Here are the results of the top 11 genres:
Engineered variables including number of words, number of letters, and sentiment led the list of importance in the prediction model. While down, like, ain’t, baby, and love were the most important words.
Most genres have a positive sentiment with the exception of Hip-Hop-Rap, and Metal. More precise analysis could further differentiate sentiment into categories such foul language, cultural meanings, and other categories. For example Raggae music commonly uses words such as ra and wit.

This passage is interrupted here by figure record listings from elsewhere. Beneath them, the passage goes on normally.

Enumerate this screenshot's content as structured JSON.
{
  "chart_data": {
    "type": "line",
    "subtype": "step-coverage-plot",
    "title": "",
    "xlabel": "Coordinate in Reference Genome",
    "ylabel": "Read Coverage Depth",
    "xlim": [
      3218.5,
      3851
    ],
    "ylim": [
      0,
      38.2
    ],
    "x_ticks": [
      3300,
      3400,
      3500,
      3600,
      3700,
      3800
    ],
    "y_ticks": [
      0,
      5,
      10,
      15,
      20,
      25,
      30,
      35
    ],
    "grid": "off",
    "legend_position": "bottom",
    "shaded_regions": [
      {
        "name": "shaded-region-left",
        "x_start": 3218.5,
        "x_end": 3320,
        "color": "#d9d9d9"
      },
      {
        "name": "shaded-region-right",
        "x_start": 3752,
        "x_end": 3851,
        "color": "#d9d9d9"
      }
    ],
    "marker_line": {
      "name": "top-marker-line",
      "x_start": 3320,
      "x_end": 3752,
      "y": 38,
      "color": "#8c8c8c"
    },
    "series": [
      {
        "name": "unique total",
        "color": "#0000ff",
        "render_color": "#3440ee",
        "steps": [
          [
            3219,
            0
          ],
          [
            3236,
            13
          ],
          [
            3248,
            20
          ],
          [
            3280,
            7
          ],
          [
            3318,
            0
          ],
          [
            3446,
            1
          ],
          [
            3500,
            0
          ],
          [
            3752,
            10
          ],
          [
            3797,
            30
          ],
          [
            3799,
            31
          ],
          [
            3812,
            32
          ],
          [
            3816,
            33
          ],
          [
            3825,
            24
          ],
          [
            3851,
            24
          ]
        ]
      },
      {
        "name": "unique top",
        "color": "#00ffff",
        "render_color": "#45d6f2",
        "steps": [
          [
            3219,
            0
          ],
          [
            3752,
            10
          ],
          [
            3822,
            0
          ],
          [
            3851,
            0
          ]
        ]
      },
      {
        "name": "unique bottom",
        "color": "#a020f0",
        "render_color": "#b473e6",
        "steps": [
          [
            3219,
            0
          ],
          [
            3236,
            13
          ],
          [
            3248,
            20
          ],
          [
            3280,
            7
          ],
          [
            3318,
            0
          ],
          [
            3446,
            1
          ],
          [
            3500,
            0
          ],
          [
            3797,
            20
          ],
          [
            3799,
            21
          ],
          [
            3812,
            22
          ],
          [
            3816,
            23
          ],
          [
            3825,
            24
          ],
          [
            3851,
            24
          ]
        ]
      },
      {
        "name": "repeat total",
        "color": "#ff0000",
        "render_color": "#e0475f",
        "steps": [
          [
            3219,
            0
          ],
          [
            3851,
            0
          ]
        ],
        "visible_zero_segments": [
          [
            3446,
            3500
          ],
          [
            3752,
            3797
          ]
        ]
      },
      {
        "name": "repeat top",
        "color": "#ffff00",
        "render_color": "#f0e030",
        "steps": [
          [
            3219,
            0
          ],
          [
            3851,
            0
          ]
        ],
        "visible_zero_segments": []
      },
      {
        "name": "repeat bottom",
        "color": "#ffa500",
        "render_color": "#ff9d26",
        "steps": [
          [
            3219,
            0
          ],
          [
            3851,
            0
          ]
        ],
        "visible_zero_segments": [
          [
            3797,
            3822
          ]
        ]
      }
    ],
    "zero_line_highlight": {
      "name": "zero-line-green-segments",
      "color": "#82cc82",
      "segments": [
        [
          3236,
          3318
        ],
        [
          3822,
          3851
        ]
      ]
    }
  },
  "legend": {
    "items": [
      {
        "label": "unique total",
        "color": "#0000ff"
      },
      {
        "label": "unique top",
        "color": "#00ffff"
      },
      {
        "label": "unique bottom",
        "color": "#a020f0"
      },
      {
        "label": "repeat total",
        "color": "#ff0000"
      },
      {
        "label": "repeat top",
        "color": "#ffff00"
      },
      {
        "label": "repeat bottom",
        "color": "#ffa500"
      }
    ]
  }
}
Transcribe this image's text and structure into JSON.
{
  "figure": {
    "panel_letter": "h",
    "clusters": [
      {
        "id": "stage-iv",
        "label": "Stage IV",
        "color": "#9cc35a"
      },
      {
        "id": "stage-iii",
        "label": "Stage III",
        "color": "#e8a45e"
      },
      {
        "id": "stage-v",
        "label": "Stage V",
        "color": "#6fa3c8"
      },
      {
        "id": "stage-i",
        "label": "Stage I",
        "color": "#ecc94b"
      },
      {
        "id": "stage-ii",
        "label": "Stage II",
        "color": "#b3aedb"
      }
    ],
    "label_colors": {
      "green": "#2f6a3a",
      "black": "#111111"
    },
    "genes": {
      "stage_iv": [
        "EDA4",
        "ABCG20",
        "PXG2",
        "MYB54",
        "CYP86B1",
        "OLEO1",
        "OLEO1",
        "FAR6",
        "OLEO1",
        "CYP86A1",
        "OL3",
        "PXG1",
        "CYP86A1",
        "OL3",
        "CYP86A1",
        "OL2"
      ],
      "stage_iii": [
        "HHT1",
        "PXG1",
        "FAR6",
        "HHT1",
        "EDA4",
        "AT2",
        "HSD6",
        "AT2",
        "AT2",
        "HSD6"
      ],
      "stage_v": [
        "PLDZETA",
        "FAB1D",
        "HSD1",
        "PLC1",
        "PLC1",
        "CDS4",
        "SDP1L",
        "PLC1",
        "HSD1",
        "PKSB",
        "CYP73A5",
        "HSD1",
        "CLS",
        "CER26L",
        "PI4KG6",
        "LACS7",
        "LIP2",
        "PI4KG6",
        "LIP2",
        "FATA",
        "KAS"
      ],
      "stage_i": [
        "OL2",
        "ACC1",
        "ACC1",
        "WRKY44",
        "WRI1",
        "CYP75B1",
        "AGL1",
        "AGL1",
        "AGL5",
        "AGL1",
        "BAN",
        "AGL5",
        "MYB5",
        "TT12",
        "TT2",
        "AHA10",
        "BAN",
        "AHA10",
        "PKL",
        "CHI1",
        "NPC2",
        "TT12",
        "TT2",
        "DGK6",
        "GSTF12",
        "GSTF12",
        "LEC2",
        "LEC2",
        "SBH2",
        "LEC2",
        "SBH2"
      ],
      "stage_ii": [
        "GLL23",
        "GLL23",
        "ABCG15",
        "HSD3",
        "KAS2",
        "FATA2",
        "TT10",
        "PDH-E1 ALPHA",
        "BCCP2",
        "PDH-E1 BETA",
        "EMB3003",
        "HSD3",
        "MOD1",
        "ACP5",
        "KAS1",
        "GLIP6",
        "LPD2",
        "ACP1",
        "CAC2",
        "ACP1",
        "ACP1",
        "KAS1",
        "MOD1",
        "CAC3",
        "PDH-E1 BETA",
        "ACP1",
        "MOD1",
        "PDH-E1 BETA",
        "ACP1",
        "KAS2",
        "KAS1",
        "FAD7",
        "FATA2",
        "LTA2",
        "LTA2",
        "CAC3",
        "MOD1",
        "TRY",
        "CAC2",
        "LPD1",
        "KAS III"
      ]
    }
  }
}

Random Forest is a good prediction model for this Natural Language Processing project. And further tuning might get the accuracy higher, but considerable compute resources are needed to run this model multiple times to converge on an optimal tuning of the model.
My secondary Neural Networks model produced mixes results. The overall accuracy was only 10%, but I achieved some higher accuracies than Random Forest for some genres. Due to this, my report focuses on my Random Forest model and results. And, I did use a Random Forest pre-processing method for the Neural Networks model, showing that they can work together.
Dealing with Big Data in this project was a challenge, but taught me a great deal about several techniques to help with both the data preparation and model running stages. With Big Data there is no substitute for more compute power and memory. But, even with those, limitations in the R language required techniques to work around them.
Combining my lyrics prediction analysis with existing music analysis would likely produce an even higher prediction accuracy. This will be a personal project for me after I leave this certification training.
On a personal note, Data Science has sparked an interest in me to seek work in this field that combines it with my previous experience.